Kedua, fokus pada perbaikan varietas tebu, optimalisasi waktu tanam, pupuk berimbang, pengendalian organisme pengganggu, perbaikan sistem tebang dan pengangkut merupakan beberapa metode konvensional yang bisa dilakukan. Diperlukan juga langkah terobosan seperti perbaikan insentif manajemen produksi tebu, mulai dari sistem bagi hasil, sistem transfer tebu, pengukuran kualitas tebu, hingga insentif harga. Dalam kondisi biasa-biasa saja, mustahil berharap peningkatan produksi dan produktivitas tebu apabila insentif harga beli demikian rendah karena pabrik gula telah menderita inefisiensi teknis dan ekonomis.

Ketiga, dialog antara pemerintah pusat dan pemerintah daerah sempat menjadi agenda publik mendesak pada tahun 2012 ini, misalnya difokuskan pada kebijakan pengembangan tebu lahan kering yang bervisi pemberdayaan petani dan organisasi tani. Pemberdayaan tersebut perlu menekankan pada tujuan utama dan strategis, yaitu mengurangi kesenjangan produktivitas mencolok antara tebu skala besar dan skala petani kecil.

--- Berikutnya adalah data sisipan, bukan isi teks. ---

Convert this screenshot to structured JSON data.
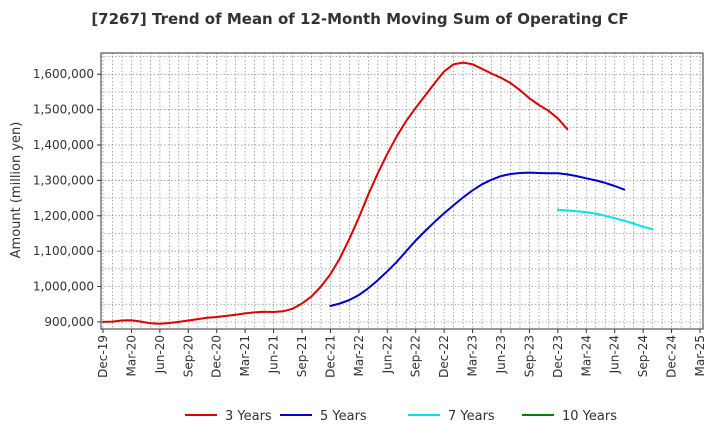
{
  "chart_data": {
    "type": "line",
    "title": "[7267]  Trend of Mean of 12-Month Moving Sum of Operating CF",
    "xlabel": "",
    "ylabel": "Amount (million yen)",
    "x_ticks": [
      "Dec-19",
      "Mar-20",
      "Jun-20",
      "Sep-20",
      "Dec-20",
      "Mar-21",
      "Jun-21",
      "Sep-21",
      "Dec-21",
      "Mar-22",
      "Jun-22",
      "Sep-22",
      "Dec-22",
      "Mar-23",
      "Jun-23",
      "Sep-23",
      "Dec-23",
      "Mar-24",
      "Jun-24",
      "Sep-24",
      "Dec-24",
      "Mar-25"
    ],
    "y_ticks": [
      900000,
      1000000,
      1100000,
      1200000,
      1300000,
      1400000,
      1500000,
      1600000
    ],
    "y_tick_labels": [
      "900,000",
      "1,000,000",
      "1,100,000",
      "1,200,000",
      "1,300,000",
      "1,400,000",
      "1,500,000",
      "1,600,000"
    ],
    "ylim": [
      880000,
      1660000
    ],
    "grid": true,
    "legend_position": "bottom",
    "series": [
      {
        "name": "3 Years",
        "color": "#dd0000",
        "start_index": 0,
        "values": [
          900000,
          901000,
          904000,
          905000,
          901000,
          896000,
          895000,
          897000,
          900000,
          904000,
          908000,
          912000,
          914000,
          917000,
          920000,
          924000,
          927000,
          929000,
          928000,
          930000,
          937000,
          952000,
          972000,
          1000000,
          1035000,
          1080000,
          1135000,
          1195000,
          1260000,
          1320000,
          1375000,
          1425000,
          1468000,
          1505000,
          1540000,
          1575000,
          1608000,
          1628000,
          1633000,
          1628000,
          1615000,
          1602000,
          1590000,
          1575000,
          1555000,
          1532000,
          1513000,
          1497000,
          1475000,
          1445000
        ]
      },
      {
        "name": "5 Years",
        "color": "#0000cc",
        "start_index": 24,
        "values": [
          945000,
          952000,
          962000,
          976000,
          995000,
          1018000,
          1043000,
          1070000,
          1100000,
          1130000,
          1157000,
          1183000,
          1207000,
          1230000,
          1252000,
          1272000,
          1289000,
          1302000,
          1312000,
          1318000,
          1321000,
          1322000,
          1321000,
          1320000,
          1320000,
          1317000,
          1312000,
          1306000,
          1300000,
          1293000,
          1284000,
          1274000
        ]
      },
      {
        "name": "7 Years",
        "color": "#00e5e5",
        "start_index": 48,
        "values": [
          1217000,
          1215000,
          1213000,
          1210000,
          1206000,
          1200000,
          1193000,
          1186000,
          1178000,
          1169000,
          1162000
        ]
      },
      {
        "name": "10 Years",
        "color": "#008000",
        "start_index": 0,
        "values": []
      }
    ]
  }
}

Keempat, di sisi hilir, revitalisasi dan restrukturisasi pabrik gula perlu dituntaskan pada tahun 2012 ini dengan fokus pada beberapa Badan Usaha Milik Negara (BUMN) Perkebunan yang memiliki portofolio besar tentang gula. Tidak harus terlalu tabu untuk belajar banyak dari kebun tebu swasta dan pabrik gula berskala besar seperti Sugar Group, Gunung Madu Plantation dan lainnya. Aspek peningkatan rendemen, dan perbaikan tingkat efisiensi teknis dan ekonomis pabrik-pabrik gula perlu dikerjakan secara simultan. Tidak mungkin berharap terdapat peningkatan efisiensi pabrik gula apabila langkah peningkatan rendemen gula tidak dikerjakan.